My wife and I are blessed enough to be able to have her stay at home with our 3 kids, twins boys (pictured) who are 20 months and our 3 1/2 year old daughter. We are very happy that we are able to do this.
It hit me this weekend - as I was trying to think about the last time I had any "me" time...and couldn't remember. It was before my sons were born and probably at-least 2 months prior to that (as the last 2 months of my wife's pregnancy were extremely hard on her.)
Knowing that my wife hardly EVER gets any time for herself, she does go out occasionally with a friend for a walk, shopping, a get-together of some sort. I actually wish she went more, because it's her only time "away." I 100% support and will NEVER say "no" if she asks me to watch the kids while she gets some away time.

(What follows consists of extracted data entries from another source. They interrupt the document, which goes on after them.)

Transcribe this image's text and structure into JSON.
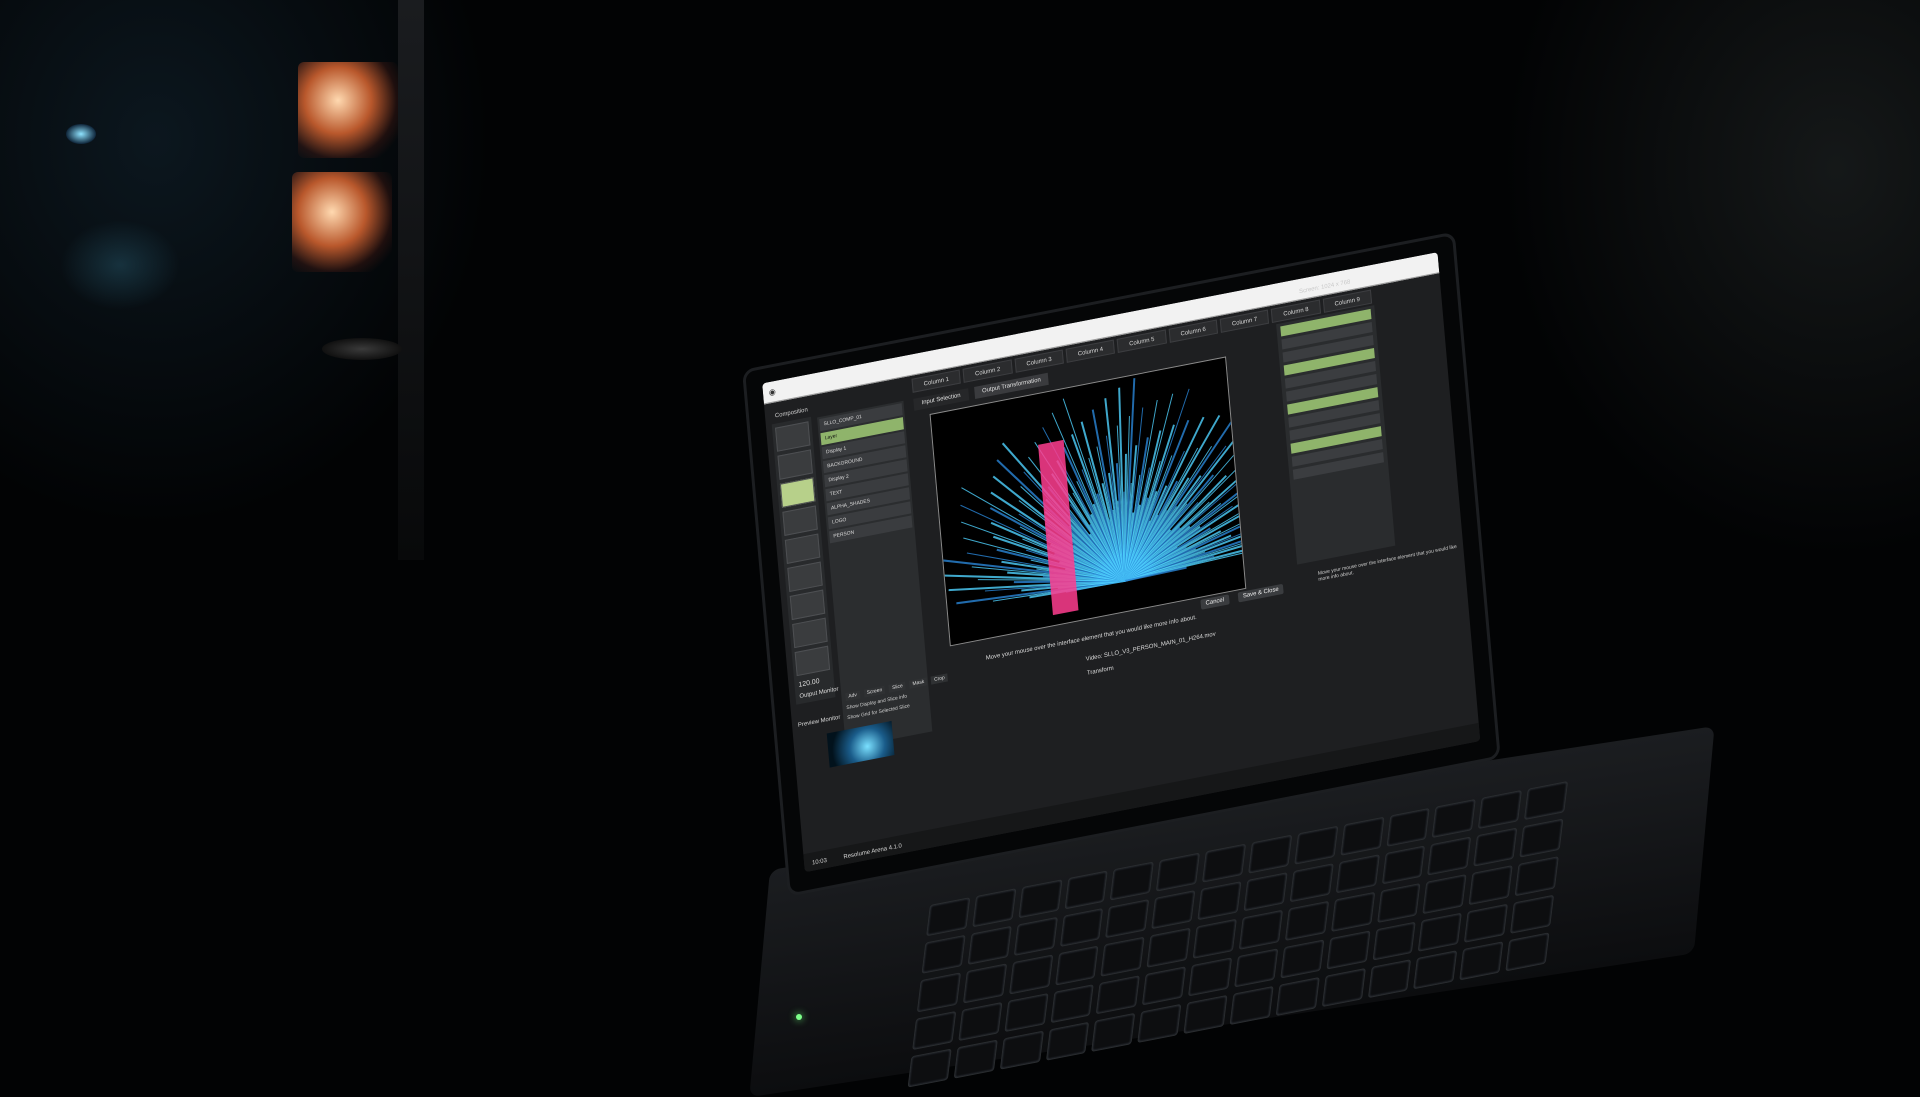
{
  "scene": {
    "description_tags": [
      "dark-room",
      "laptop",
      "vj-software"
    ]
  },
  "app": {
    "menubar_close": "◉",
    "columns": [
      "Column 1",
      "Column 2",
      "Column 3",
      "Column 4",
      "Column 5",
      "Column 6",
      "Column 7",
      "Column 8",
      "Column 9"
    ],
    "screen_res": "Screen: 1024 x 768",
    "composition_label": "Composition",
    "tabs": [
      "Input Selection",
      "Output Transformation"
    ],
    "layer_items": [
      "SLLO_COMP_01",
      "Layer",
      "Display 1",
      "BACKGROUND",
      "Display 2",
      "TEXT",
      "ALPHA_SHADES",
      "LOGO",
      "PERSON"
    ],
    "status_message": "Move your mouse over the interface element that you would like more info about.",
    "info_message": "Move your mouse over the interface element that you would like more info about.",
    "file_name": "Video: SLLO_V3_PERSON_MAIN_01_H264.mov",
    "transform_label": "Transform",
    "preview_label": "Preview Monitor",
    "output_label": "Output Monitor",
    "bpm": "120.00",
    "check1": "Show Display and Slice info",
    "check2": "Show Grid for Selected Slice",
    "tiny_tabs": [
      "Adv",
      "Screen",
      "Slice",
      "Mask",
      "Crop"
    ],
    "cancel_btn": "Cancel",
    "save_btn": "Save & Close",
    "bottom_text": "Resolume Arena 4.1.0",
    "time": "10:03"
  },
  "colors": {
    "accent": "#8fb46b",
    "viewer_rays_1": "#4fd2ff",
    "viewer_rays_2": "#2a86d8",
    "figure": "#ff3d8f"
  }
}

Working full-time, I get 8-10hrs of "away" time every day. However, every moment that I'm "away", I'm working (except for the hour lunch-break I get to go to the YMCA and work out.)
My problem is - I never ask for (or would ever expect) any "away" time, since I'm "away" each day. This means I have done NOTHING social with "just my friends" in the past 22 months. Actually, it's not a problem, it's just my life. I'm not upset about it. In fact, this is the first time that I've ever even thought about it like that....should I be upset???
As far as my lack of social activities, I only say that because now that it's Summer, we have multiple friends/relatives that are in similar situations as ours (2+ young kids), but the Husband/Dad's are constantly going away on golf tournaments, softball leagues...etc....
My wife and I were thinking about this and we both agreed that there is no way that I would even consider doing this, because I'd feel TOO GUILTY. I mean, my wife has to stay home with the kids EVERY DAY, on my days off, how would it be fair to make her stay home with the kids on those days too? Even if my wife said it was "ok" for me to go anywhere (I don't even ask - again - I just don't think it would be fair) I would feel too guilty to enjoy any of the time anyway.
However, we'd probably feel different if my wife worked, since if that was the case, then she wouldn't be with the kids each and every day.
It's an interesting thing to think about, especially if there are any soon-to-be-mothers who are considering staying home. My advice would be just to have an open and honest conversation with your wife/husband about this before moving forward with any plans.